ON DOCUMENT PROCESSING
"Our vision is to connect human generated data with foundation models."
ON COMPANY MISSION
"Unstructured must exist and win for AI to reach its full potential."
ON MARKET POSITION
The $65M Infrastructure Stack
The Series B roster tells its own story. Menlo Ventures led. Databricks Ventures joined, underscoring the data lakehouse giant's interest in the preprocessing layer that feeds its platform.

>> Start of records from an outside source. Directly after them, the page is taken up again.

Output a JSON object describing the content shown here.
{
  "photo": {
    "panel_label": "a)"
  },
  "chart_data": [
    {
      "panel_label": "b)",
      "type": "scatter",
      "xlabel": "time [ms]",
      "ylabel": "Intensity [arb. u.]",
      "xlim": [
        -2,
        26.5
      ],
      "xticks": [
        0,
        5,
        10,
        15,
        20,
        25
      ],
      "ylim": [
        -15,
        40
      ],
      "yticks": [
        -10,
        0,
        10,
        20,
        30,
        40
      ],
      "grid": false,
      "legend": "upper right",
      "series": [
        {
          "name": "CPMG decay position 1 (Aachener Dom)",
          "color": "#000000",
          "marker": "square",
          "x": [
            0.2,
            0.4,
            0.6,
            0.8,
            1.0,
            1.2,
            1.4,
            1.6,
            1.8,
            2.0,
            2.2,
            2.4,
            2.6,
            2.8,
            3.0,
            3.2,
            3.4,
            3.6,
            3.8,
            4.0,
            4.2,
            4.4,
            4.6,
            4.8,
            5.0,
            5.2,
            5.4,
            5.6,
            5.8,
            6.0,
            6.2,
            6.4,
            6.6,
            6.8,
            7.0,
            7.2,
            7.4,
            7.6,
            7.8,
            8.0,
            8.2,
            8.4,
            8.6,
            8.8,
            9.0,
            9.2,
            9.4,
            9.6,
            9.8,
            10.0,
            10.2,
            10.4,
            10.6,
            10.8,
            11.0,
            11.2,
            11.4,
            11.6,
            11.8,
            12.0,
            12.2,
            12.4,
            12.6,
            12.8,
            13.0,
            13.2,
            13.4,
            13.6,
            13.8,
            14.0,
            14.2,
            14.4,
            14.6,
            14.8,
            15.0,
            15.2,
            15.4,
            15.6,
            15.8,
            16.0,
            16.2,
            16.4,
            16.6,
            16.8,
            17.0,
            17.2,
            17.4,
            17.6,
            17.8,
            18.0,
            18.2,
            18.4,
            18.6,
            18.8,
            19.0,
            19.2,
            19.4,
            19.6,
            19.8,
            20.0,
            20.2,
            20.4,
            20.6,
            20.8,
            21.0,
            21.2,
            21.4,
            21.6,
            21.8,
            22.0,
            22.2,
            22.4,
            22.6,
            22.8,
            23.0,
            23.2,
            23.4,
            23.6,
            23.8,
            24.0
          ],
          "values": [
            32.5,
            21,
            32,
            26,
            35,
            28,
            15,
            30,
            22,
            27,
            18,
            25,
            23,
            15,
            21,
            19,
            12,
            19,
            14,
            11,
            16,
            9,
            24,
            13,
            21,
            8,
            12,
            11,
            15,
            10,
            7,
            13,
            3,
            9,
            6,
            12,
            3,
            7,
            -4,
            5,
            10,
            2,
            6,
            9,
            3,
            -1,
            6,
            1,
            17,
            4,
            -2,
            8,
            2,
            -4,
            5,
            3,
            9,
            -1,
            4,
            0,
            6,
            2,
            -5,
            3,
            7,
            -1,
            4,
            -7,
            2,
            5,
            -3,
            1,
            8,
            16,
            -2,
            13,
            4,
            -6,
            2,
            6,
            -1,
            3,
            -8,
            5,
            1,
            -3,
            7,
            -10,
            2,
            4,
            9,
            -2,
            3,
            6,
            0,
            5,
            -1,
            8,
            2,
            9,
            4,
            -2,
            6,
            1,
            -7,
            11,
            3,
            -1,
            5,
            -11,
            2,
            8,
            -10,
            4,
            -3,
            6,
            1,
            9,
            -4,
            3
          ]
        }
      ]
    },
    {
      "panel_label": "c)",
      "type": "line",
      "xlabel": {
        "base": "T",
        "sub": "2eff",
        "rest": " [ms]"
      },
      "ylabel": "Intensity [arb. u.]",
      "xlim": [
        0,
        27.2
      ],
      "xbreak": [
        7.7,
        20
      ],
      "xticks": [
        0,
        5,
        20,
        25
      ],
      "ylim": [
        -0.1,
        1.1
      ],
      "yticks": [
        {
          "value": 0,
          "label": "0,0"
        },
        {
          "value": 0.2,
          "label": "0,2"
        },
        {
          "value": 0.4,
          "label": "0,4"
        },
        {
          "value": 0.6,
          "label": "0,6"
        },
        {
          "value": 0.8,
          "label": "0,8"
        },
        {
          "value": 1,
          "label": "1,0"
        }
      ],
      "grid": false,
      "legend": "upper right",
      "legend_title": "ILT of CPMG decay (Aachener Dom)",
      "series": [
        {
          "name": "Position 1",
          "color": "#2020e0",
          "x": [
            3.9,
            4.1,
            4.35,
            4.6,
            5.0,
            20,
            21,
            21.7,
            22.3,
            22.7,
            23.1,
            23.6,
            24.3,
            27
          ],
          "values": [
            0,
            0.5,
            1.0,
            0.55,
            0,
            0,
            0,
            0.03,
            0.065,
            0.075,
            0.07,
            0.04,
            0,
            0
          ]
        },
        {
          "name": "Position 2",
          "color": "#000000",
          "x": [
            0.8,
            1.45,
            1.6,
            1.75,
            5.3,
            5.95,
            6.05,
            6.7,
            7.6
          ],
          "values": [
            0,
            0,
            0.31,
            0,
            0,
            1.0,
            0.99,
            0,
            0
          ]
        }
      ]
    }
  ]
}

IBM Ventures wrote a check - relevant given IBM's enterprise customer base and its own AI push. NVIDIA's investment arm NVentures participated, signaling that GPU compute companies understand the data pipeline has to work for the hardware to get used at scale.
Alongside the institutional investors came notable angels: Sacramento Kings Chairman Vivek Ranadivé, Datastax CEO Chet Kapoor, and investor Allison Pickens. Tim Tully of Menlo Ventures joined the board. The earlier Series A investor roster had included Harrison Chase, founder of LangChain, and Bob van Luijt, CEO of Weaviate - both direct ecosystem partners whose users depend on Unstructured's output.
At 120 employees and with government sector clients processing between 500,000 and 2 million documents daily, Unstructured is operating at scale that most AI startups are still drawing on whiteboards. Raymond's intelligence community background - where ingesting and synthesizing enormous document volumes was an operational requirement, not an aspirational goal - may be the most quietly valuable credential in AI infrastructure today.